By Staff Writer | May 7, 2007

      The Air Force completed the system design review (SDR) of the Transformational Satellite Communications System (TSAT).

      That paves the way for selection of the TSAT space-segment contractor before the end of the year, the Space and Missile System Center (SMC) announced.

      The four-week review, SMC said, represents the culmination of over three years of design work on the TSAT. Its purpose was to validate that there is an appropriately mature technical baseline present and that a feasible preliminary design approach has been established to warrant moving the TSAT program ahead.

      “SDR completion marks a very significant milestone in this important phase of the program,” Brig. Gen.

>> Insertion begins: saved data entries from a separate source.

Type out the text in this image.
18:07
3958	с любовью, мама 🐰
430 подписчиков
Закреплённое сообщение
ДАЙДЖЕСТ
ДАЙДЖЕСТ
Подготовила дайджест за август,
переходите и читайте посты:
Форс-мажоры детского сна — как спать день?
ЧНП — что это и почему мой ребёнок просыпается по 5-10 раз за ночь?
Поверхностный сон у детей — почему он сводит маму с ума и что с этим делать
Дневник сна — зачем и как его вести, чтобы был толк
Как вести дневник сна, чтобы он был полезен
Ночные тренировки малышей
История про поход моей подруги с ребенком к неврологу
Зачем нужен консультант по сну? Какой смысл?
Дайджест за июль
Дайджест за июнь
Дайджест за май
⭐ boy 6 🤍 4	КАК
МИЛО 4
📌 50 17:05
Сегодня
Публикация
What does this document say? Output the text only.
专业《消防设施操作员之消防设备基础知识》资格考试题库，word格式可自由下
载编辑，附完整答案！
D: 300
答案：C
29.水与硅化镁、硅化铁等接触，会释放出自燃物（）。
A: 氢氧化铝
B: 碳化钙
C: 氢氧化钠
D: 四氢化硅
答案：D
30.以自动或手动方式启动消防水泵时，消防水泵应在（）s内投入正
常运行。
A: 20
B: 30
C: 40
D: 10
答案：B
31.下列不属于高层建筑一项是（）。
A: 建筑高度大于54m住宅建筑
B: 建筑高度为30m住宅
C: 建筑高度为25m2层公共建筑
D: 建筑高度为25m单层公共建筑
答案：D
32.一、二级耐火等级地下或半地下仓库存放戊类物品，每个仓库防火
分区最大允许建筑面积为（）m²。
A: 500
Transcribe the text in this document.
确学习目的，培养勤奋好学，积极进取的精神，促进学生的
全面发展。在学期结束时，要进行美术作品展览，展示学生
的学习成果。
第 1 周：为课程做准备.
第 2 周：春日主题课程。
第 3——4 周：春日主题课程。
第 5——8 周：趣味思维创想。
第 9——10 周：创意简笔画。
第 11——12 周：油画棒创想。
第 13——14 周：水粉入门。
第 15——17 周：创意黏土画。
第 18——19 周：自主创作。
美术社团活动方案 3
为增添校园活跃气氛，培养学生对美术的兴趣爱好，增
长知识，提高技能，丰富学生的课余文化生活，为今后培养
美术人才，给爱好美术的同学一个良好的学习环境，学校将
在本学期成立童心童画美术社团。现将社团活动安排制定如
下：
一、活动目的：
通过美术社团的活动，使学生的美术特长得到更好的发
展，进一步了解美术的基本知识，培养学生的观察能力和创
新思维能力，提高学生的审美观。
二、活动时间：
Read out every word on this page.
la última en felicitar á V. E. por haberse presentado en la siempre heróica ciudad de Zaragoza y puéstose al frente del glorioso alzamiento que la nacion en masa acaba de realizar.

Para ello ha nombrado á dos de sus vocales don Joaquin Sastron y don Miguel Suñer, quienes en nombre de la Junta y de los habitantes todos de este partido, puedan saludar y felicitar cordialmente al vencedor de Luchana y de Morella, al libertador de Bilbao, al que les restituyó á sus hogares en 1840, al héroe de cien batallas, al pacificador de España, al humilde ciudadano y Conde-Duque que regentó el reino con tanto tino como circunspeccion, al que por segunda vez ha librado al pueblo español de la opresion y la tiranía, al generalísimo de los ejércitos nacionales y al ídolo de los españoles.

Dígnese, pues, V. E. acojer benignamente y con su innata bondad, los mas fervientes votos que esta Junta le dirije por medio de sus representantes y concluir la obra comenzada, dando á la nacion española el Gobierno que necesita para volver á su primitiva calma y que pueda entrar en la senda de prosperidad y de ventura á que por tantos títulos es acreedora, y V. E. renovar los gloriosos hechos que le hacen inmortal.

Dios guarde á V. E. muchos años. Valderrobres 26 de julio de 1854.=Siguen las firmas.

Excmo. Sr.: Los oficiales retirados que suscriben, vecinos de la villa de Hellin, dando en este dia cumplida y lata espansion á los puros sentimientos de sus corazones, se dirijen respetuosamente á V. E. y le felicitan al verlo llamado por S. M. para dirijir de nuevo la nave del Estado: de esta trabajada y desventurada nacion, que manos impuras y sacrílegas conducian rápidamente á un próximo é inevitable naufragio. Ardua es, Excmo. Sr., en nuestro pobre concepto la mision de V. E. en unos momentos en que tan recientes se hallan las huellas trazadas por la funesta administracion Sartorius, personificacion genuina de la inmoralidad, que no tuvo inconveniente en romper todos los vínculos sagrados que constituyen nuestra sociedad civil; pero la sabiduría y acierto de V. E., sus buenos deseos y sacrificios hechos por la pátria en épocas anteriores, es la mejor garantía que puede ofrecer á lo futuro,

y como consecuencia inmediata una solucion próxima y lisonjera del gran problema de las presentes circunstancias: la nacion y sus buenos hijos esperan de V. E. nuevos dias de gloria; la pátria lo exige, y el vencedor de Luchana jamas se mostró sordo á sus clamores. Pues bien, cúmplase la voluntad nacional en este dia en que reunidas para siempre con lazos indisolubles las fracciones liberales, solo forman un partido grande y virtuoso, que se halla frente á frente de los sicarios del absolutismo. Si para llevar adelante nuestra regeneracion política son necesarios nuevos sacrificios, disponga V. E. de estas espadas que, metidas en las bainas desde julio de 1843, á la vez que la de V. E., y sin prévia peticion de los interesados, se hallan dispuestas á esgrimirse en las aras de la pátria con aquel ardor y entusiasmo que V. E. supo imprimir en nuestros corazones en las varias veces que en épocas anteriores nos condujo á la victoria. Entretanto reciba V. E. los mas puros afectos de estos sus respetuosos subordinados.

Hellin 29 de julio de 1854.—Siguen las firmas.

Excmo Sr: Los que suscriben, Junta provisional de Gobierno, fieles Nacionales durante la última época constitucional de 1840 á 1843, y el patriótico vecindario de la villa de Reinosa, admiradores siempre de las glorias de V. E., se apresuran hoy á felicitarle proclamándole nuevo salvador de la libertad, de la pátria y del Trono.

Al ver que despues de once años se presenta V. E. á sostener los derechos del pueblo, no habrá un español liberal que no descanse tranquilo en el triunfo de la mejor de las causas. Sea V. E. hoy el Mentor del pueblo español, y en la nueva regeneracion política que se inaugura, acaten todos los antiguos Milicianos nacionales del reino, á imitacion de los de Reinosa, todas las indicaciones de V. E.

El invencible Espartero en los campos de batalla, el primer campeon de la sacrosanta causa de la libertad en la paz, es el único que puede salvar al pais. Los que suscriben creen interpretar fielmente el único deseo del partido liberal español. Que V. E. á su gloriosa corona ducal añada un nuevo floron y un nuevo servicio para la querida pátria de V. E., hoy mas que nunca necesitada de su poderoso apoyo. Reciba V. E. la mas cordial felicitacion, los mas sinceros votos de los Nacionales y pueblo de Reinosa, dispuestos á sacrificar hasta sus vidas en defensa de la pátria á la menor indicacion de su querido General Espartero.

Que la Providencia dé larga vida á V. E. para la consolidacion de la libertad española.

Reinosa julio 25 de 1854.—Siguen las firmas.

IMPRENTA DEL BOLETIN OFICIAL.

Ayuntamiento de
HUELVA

Ellen Pawlikowski, commander of the SMC Military Satellite Communications Systems Wing, said in a statement. “It recognizes a considerable achievement from years of work by the government and industry to deliver leading-edge communications capability to our warfighters.”

      The SDR, which was led by the wing TSAT program office, was held in multiple locations in Los Angeles, the home of SMC, as well as in San Jose, and Sunnyvale, Calif., the center said. Hundreds of industry representatives and government reviewers from across the Department of Defense participated.

      TSAT is expected to reach initial operational capability in 2018, with launch of the first satellite planned in the fiscal year ending Sept. 30, 2016.

      The Boeing Co. [BA] and Lockheed Martin Corp. [LMT] lead teams currently under contract with the Air Force to define the TSAT satellites, ground gateways and satellite command and control components. SMC intends to choose one of them late this year to proceed into the TSAT space segment’s system development and demonstration phase and begin to build the satellites.

      SMC chose Lockheed Martin in February 2006 to develop the related TSAT Mission Operations System (TMOS) segment that will provide network-centric interoperability between TSAT and the GIG.